Now to decide if I should leave her here with Dad when I go to work (I've been bringing them with me) so I can have a break or if I should bring her with to give my apartment a break! I am totally understanding why those crazy people put their kids in cages to sleep!!!! Oh great, now she is in my bedroom closet again..... ack the sound of something being torn apart, gotta run!

LiteralDan said...

Sue: Wow. Hmmm... I'll have to comb over this one and see if I can get lightning to strike twice. I hope it's not all downhill from here.

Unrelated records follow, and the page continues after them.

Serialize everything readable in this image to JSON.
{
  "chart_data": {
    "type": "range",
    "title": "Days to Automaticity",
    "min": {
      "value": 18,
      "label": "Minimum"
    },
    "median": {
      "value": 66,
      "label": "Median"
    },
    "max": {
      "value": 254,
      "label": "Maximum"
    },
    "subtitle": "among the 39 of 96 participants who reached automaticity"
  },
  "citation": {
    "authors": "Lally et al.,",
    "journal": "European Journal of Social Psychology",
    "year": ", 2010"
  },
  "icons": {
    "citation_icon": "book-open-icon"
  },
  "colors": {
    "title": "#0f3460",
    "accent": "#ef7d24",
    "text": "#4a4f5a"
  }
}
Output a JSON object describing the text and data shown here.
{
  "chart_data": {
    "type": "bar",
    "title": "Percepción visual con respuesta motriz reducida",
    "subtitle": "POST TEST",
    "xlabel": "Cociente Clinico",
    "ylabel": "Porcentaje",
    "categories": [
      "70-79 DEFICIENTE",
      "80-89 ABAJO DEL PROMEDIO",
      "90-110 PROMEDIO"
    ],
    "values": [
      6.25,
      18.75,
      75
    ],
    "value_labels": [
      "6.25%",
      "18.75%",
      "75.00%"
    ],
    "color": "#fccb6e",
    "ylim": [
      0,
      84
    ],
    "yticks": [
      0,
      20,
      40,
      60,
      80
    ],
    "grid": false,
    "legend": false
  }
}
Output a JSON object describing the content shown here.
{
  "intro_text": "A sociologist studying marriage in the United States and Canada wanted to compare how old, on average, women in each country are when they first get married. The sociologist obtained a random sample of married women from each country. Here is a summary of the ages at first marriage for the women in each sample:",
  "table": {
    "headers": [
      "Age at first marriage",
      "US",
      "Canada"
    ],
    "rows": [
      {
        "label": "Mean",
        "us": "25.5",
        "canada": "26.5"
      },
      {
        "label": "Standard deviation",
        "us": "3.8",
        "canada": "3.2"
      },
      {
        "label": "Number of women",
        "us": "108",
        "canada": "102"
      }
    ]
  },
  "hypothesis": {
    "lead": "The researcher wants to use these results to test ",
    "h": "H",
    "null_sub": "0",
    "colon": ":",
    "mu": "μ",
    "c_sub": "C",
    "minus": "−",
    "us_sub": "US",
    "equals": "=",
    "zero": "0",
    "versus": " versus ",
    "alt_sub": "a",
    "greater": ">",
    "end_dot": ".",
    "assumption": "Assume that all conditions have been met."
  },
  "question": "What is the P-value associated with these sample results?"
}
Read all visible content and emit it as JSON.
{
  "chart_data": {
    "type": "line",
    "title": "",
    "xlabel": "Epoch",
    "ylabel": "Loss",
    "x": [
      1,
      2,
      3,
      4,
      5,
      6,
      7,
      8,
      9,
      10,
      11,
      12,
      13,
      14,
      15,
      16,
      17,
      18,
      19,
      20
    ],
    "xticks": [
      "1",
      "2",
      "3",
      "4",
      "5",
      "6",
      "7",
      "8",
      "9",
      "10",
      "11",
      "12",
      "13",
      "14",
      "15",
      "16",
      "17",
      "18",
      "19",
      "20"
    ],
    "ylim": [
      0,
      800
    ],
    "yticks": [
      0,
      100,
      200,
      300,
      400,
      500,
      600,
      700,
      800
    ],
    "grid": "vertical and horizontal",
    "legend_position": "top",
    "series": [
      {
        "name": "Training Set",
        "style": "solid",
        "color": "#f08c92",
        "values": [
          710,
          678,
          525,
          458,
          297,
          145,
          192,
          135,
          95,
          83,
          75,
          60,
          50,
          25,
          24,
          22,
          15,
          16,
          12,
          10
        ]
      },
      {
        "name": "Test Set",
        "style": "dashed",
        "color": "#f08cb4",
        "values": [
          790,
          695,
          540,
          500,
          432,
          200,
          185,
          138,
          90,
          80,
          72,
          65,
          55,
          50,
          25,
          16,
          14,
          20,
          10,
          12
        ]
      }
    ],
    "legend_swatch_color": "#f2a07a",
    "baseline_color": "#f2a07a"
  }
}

Microblogologist: She's performing a valuable service in giving you more than fair warning of what you're in for should you ever choose to sail upon that sea yourself. We should all be so lucky.

Andrea said...

Thanks for this! I had forgotten what the working world was like! I guess you can't watch talk shows and eat ice cream either?

I guess I'll just stay where I am....right after I clean up and put away laundry....and ....

LiteralDan said...

Actually, if you worked at one of those video-monitoring services (counting product mentions in various shows), you could do that officially, but otherwise, you can do that in most jobs as long as you're able to ditch the ice cream and hide the TV at a moment's notice.

Kind of like when you're having one of those days at home and you don't want anyone to find out how little you accomplished, so before they get home, you quickly spritz yourself in laundry detergent and grab a few used dustrags you keep around for just such an occasion.